Will git log --cherry-pick --right-only --no-merges ignore all commits correctly cherry-picked between branches?

Question

I work in a large software team doing large monthly releases. We work on a branch to release model (see diagram).

This model solves a lot of problems, but has some risks to manage. When I go to release branch 1.1 to production, I need to check that all the commits in 1.0 are in 1.1.

I can do this with the following command:

git log --cherry-pick --right-only --pretty="%h %ce %B" --no-merges release/1.1/master...release/1.0/master > missingcommits.log

Then I go an email this list to each of the developers concerned, and ask them to just do a careful second check.

This works fairly well, but I'm concerned about it picking up some false positives.

Now of course if you have checked in the same code in two different branches with two different commits, then this will fall afoul of this scan.

In theory, if you have cherry-picked your commit from 1.0 to 1.1 - then it should not show up in this scan (ie the same commit is in both branches).

Now my code works fine. Ie code in one branch, I cherry pick across, and then it doesn't show up in this scan. So I think it should work.

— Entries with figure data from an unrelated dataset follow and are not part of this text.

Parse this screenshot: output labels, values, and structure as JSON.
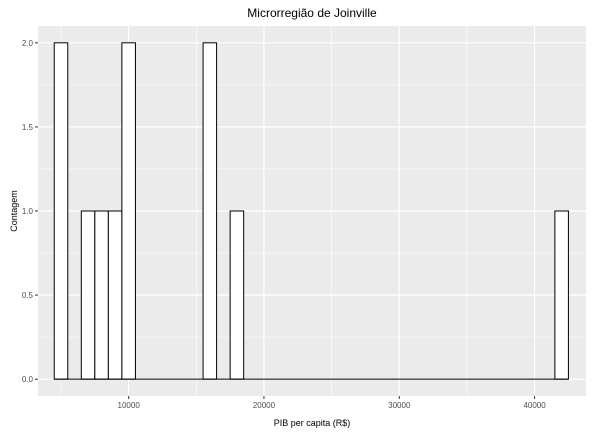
{
  "chart_data": {
    "type": "bar",
    "title": "Microrregião de  Joinville",
    "xlabel": "PIB per capita (R$)",
    "ylabel": "Contagem",
    "xlim": [
      3300,
      43800
    ],
    "ylim": [
      -0.1,
      2.1
    ],
    "x_ticks": [
      10000,
      20000,
      30000,
      40000
    ],
    "x_tick_labels": [
      "10000",
      "20000",
      "30000",
      "40000"
    ],
    "y_ticks": [
      0,
      0.5,
      1,
      1.5,
      2
    ],
    "y_tick_labels": [
      "0.0",
      "0.5",
      "1.0",
      "1.5",
      "2.0"
    ],
    "bin_width": 1000,
    "bins": [
      {
        "x_start": 4500,
        "x_end": 5500,
        "count": 2
      },
      {
        "x_start": 6500,
        "x_end": 7500,
        "count": 1
      },
      {
        "x_start": 7500,
        "x_end": 8500,
        "count": 1
      },
      {
        "x_start": 8500,
        "x_end": 9500,
        "count": 1
      },
      {
        "x_start": 9500,
        "x_end": 10500,
        "count": 2
      },
      {
        "x_start": 15500,
        "x_end": 16500,
        "count": 2
      },
      {
        "x_start": 17500,
        "x_end": 18500,
        "count": 1
      },
      {
        "x_start": 41500,
        "x_end": 42500,
        "count": 1
      }
    ],
    "baseline_range": [
      4500,
      42500
    ],
    "grid": true,
    "colors": {
      "panel": "#ebebeb",
      "grid_major": "#ffffff",
      "bar_fill": "#ffffff",
      "bar_stroke": "#000000"
    }
  }
}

When I send the email out to the developer with just their 'missing commits in the new release branch', what I get is some of the developers coming back to me and saying:

No I definitely did a cherry pick to move my code over.

Now this could be

(a) defensive behaviour, or

(b) a cherry-pick gone wrong,

(c) my misunderstanding of git, or

(d) a genuine problem with this process.

My question is: Will git log --cherry-pick --right-only --no-merges ignore all commits correctly cherry-picked between branches?

Answer 1

There are two possible "errors" of sorts:

• commits listed when you didn't want them listed (to borrow from medical terms, a false positive); and
• commits not listed when you did want them listed (a false negative).

There is a single underlying mechanism that means that both can occur. However, the especially dangerous one—a commit not being listed when it should be, i.e., the false negative—is pretty rare.

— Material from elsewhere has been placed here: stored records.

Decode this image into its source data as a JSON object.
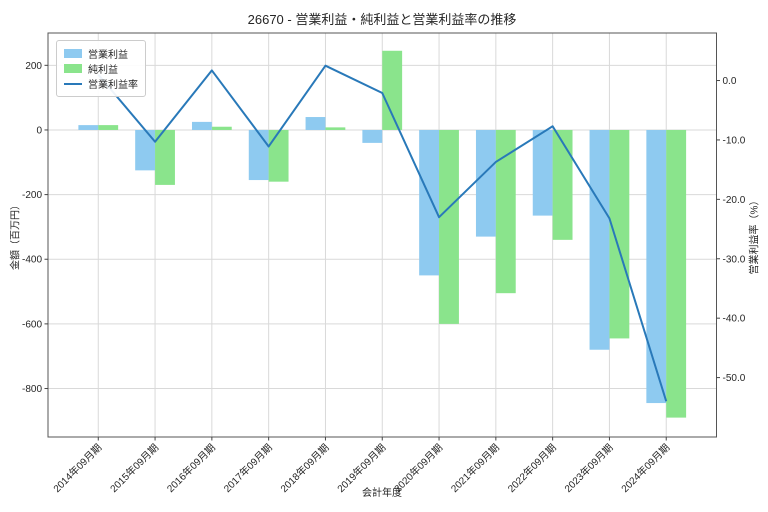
{
  "chart_data": {
    "type": "bar+line",
    "title": "26670 - 営業利益・純利益と営業利益率の推移",
    "xlabel": "会計年度",
    "ylabel_left": "金額（百万円）",
    "ylabel_right": "営業利益率（%）",
    "categories": [
      "2014年09月期",
      "2015年09月期",
      "2016年09月期",
      "2017年09月期",
      "2018年09月期",
      "2019年09月期",
      "2020年09月期",
      "2021年09月期",
      "2022年09月期",
      "2023年09月期",
      "2024年09月期"
    ],
    "series": [
      {
        "name": "営業利益",
        "type": "bar",
        "axis": "left",
        "color": "#8ecaf0",
        "values": [
          15,
          -125,
          25,
          -155,
          40,
          -40,
          -450,
          -330,
          -265,
          -680,
          -845
        ]
      },
      {
        "name": "純利益",
        "type": "bar",
        "axis": "left",
        "color": "#8ae48c",
        "values": [
          15,
          -170,
          10,
          -160,
          8,
          245,
          -600,
          -505,
          -340,
          -645,
          -890
        ]
      },
      {
        "name": "営業利益率",
        "type": "line",
        "axis": "right",
        "color": "#2979b9",
        "values": [
          1.0,
          -10.3,
          1.7,
          -11.1,
          2.5,
          -2.1,
          -23.0,
          -13.7,
          -7.7,
          -23.2,
          -54.0
        ]
      }
    ],
    "ylim_left": [
      -950,
      300
    ],
    "yticks_left": [
      200,
      0,
      -200,
      -400,
      -600,
      -800
    ],
    "ylim_right": [
      -60,
      8
    ],
    "yticks_right_values": [
      0,
      -10,
      -20,
      -30,
      -40,
      -50
    ],
    "yticks_right_labels": [
      "0.0",
      "-10.0",
      "-20.0",
      "-30.0",
      "-40.0",
      "-50.0"
    ],
    "grid": true,
    "legend_position": "upper left",
    "colors": {
      "grid": "#d9d9d9",
      "spine": "#555555",
      "tick": "#444444",
      "tick_label": "#262626",
      "background": "#ffffff"
    }
  }
}
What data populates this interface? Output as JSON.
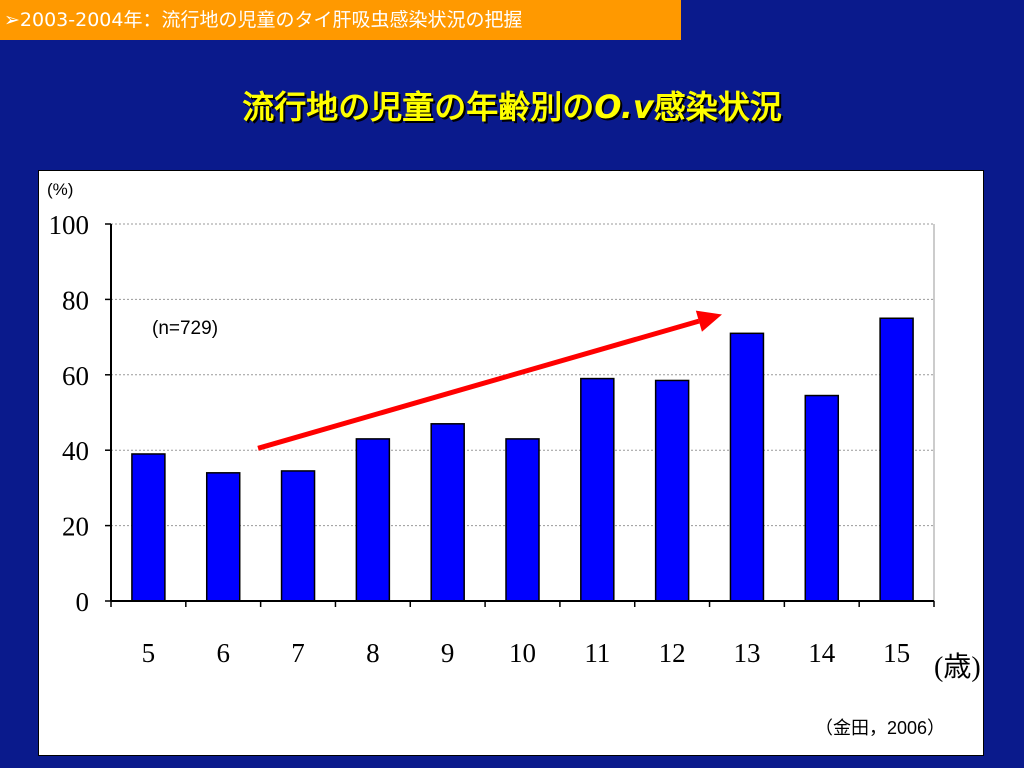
{
  "header": {
    "banner_text": "➢2003-2004年：流行地の児童のタイ肝吸虫感染状況の把握",
    "title_main": "流行地の児童の年齢別の",
    "title_italic": "O.v",
    "title_suffix": "感染状況"
  },
  "colors": {
    "background": "#0a1a8c",
    "banner": "#ff9900",
    "title": "#ffff00",
    "bar_fill": "#0000ff",
    "arrow": "#ff0000"
  },
  "chart_data": {
    "type": "bar",
    "categories": [
      "5",
      "6",
      "7",
      "8",
      "9",
      "10",
      "11",
      "12",
      "13",
      "14",
      "15"
    ],
    "values": [
      39,
      34,
      34.5,
      43,
      47,
      43,
      59,
      58.5,
      71,
      54.5,
      75
    ],
    "ylabel": "(%)",
    "xlabel": "(歳)",
    "ylim": [
      0,
      100
    ],
    "yticks": [
      "0",
      "20",
      "40",
      "60",
      "80",
      "100"
    ],
    "grid": true,
    "annotation": "(n=729)",
    "trend_arrow": {
      "from": {
        "category": "7",
        "value": 40.5
      },
      "to": {
        "category": "13",
        "value": 76
      }
    },
    "source": "（金田，2006）"
  }
}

To understand what's going on, start by reading through the git patch-id documentation. Note that every commit has its own unique hash ID, but given two different commits with a sufficiently similar git diff or git show output, comparing each of the two commits to its parent(s), those two different commits will have the same patch-ID. The patch-ID, in other words, is an attempt to identify a cherry-picked commit.

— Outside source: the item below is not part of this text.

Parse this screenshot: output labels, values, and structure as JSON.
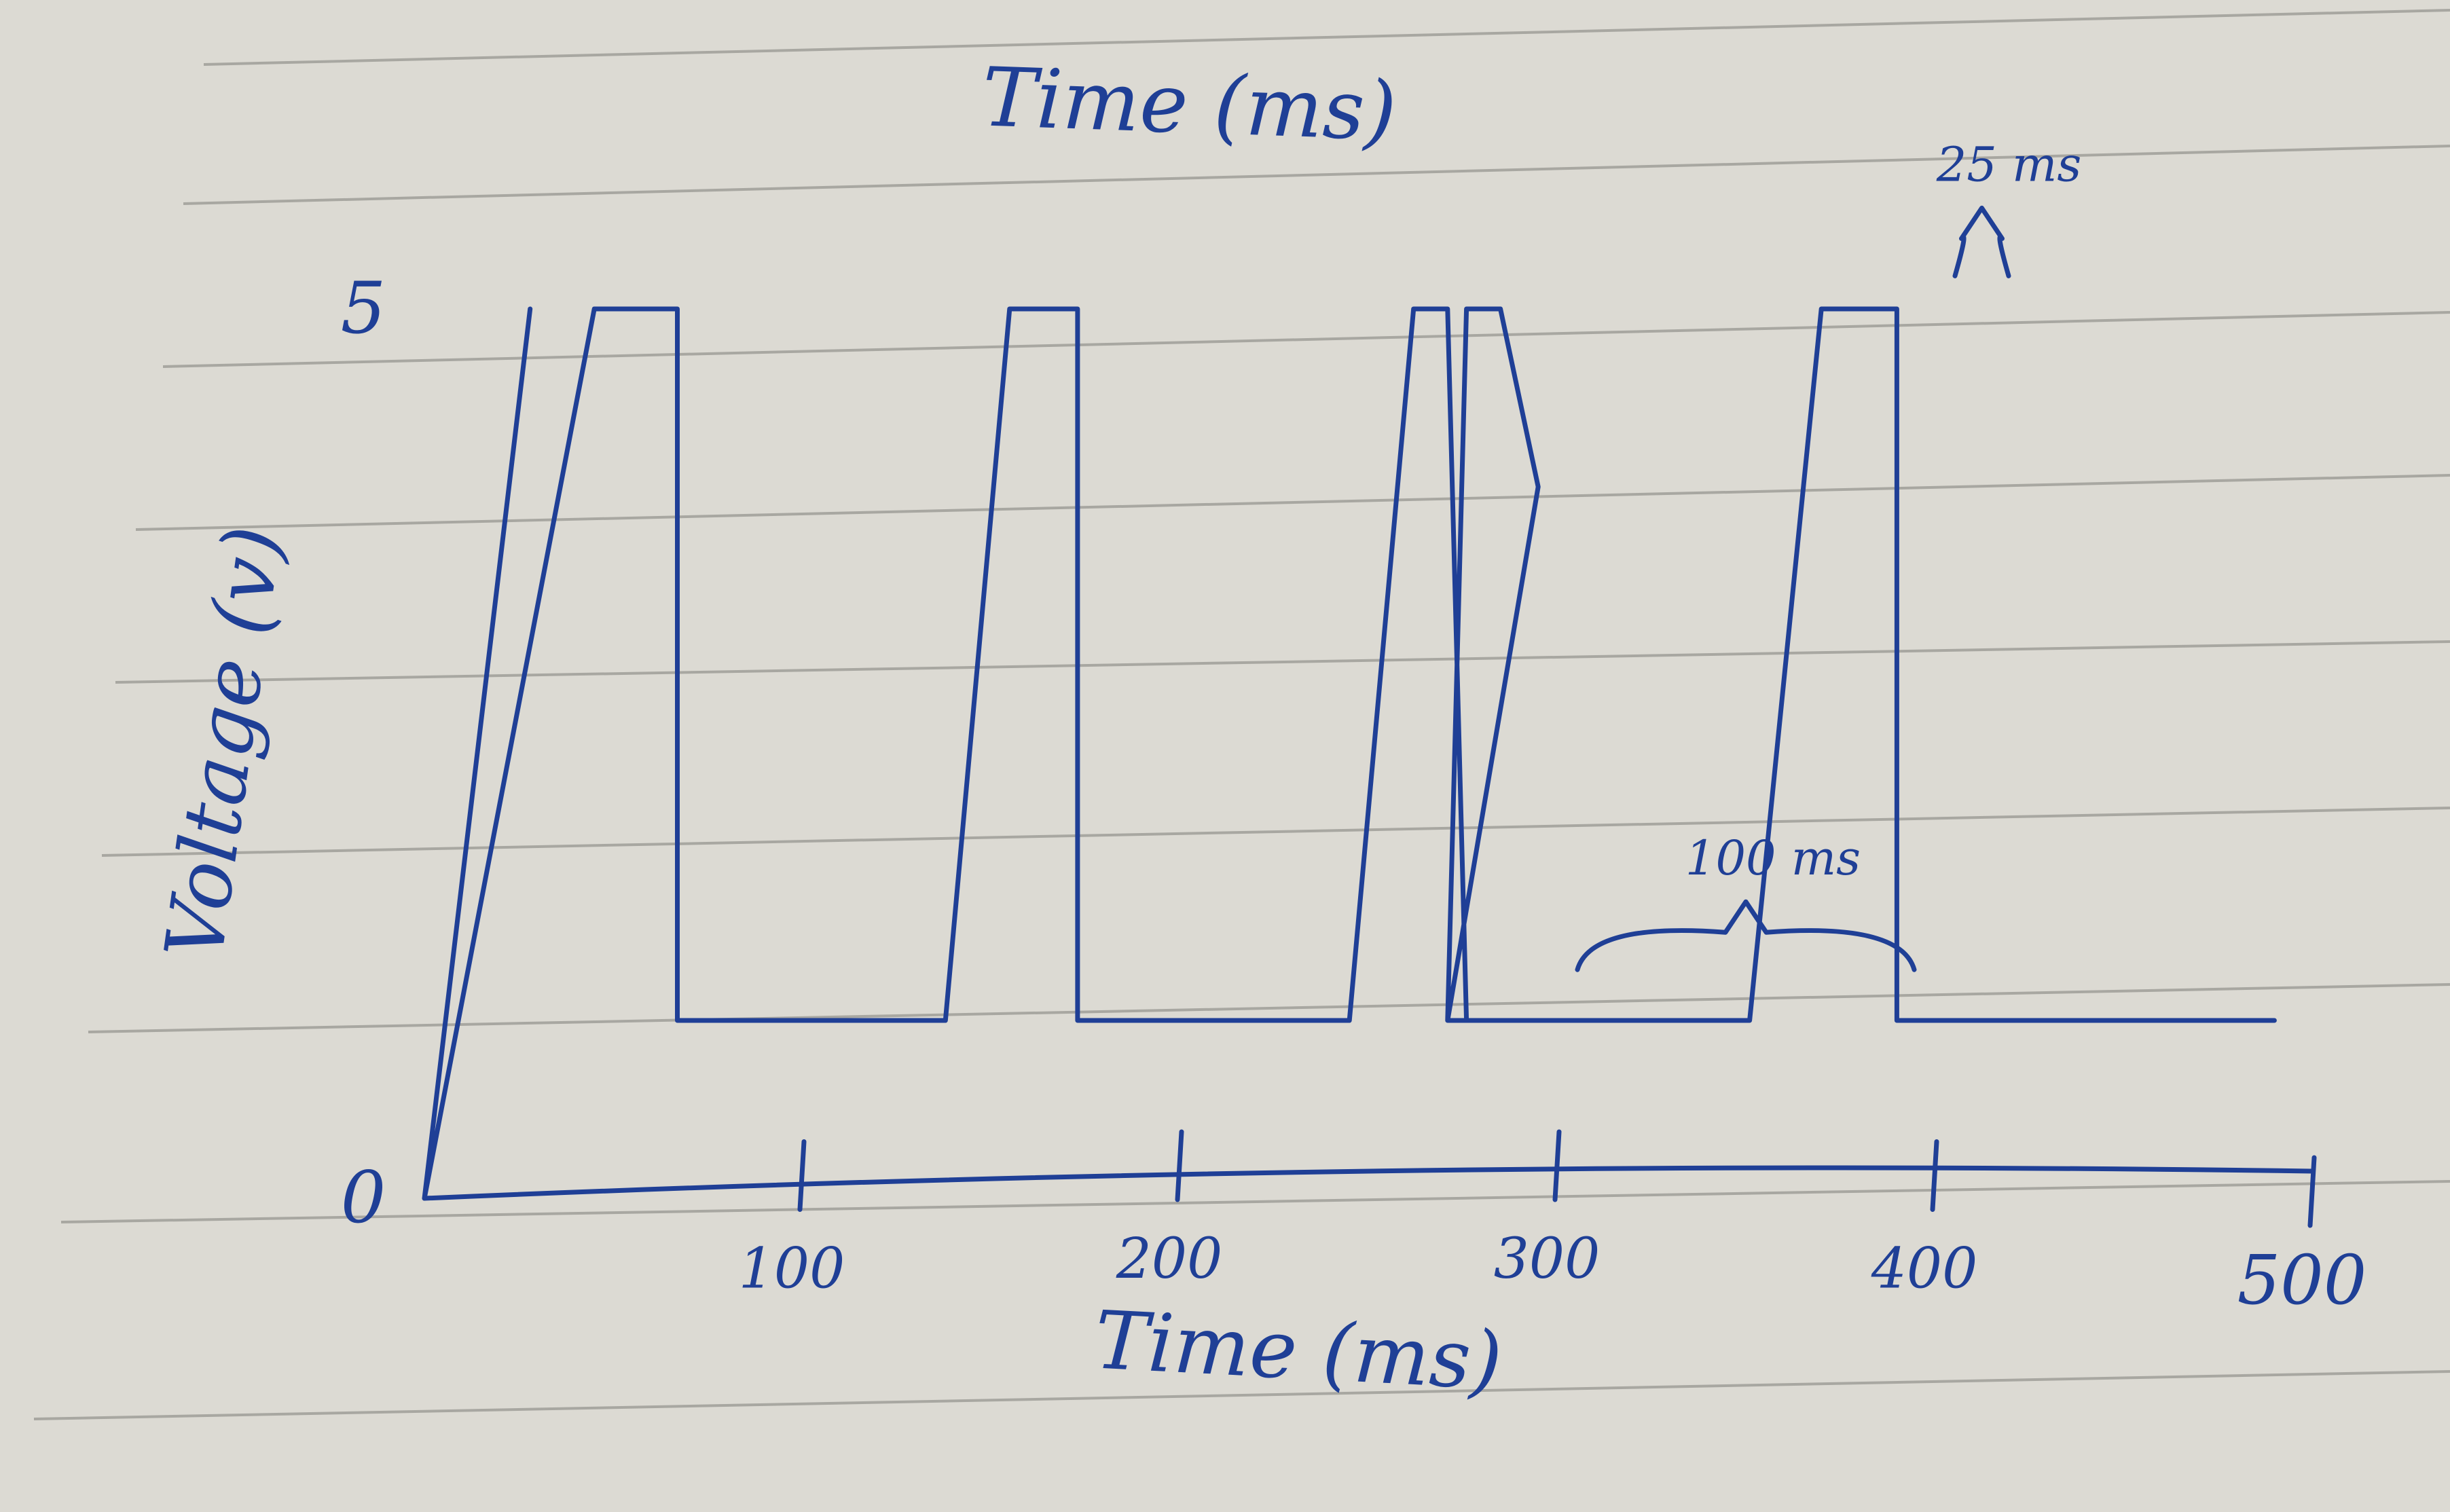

This attempt is imperfect. As the documentation says, the patch-ID is essentially a checksum of the diff with the line numbers and any whitespace in the diff body proper stripped. If someone cherry-picks a commit and it goes in smoothly, the new commit and the original will definitely have the same patch-ID. But if there is some problem—if the commit requires some manual conflict resolution—the new commit will probably have a different patch-ID. That gives you the false positive: a bit of a waste of time when someone has to check that the commit is there, it just changed form a bit.

The false negative means that a commit that changed something important—maybe the placement of a closing block—gets missed. This happens when, e.g., diff #1 says "move a close brace from line A to line B" and diff #2 says "move a different close brace from line C to line D". The patch-ID strips the line numbers, and the close brace is just a close brace. Indentation might change between the two diffs as well, but that too is ignored. So the fact is that loop #1 in diff #1 is affected, and entirely-different loop #2 in diff #2 is affected. The two patches should be considered different, from a semantic analysis point of view—but git patch-id, which does no such analysis, considers them the same.

These can occur. If you have a good test suite, it's likely that any such false-negatives resulting in a missed cherry-pick will fail in testing, but that's definitely not something Git will guarantee.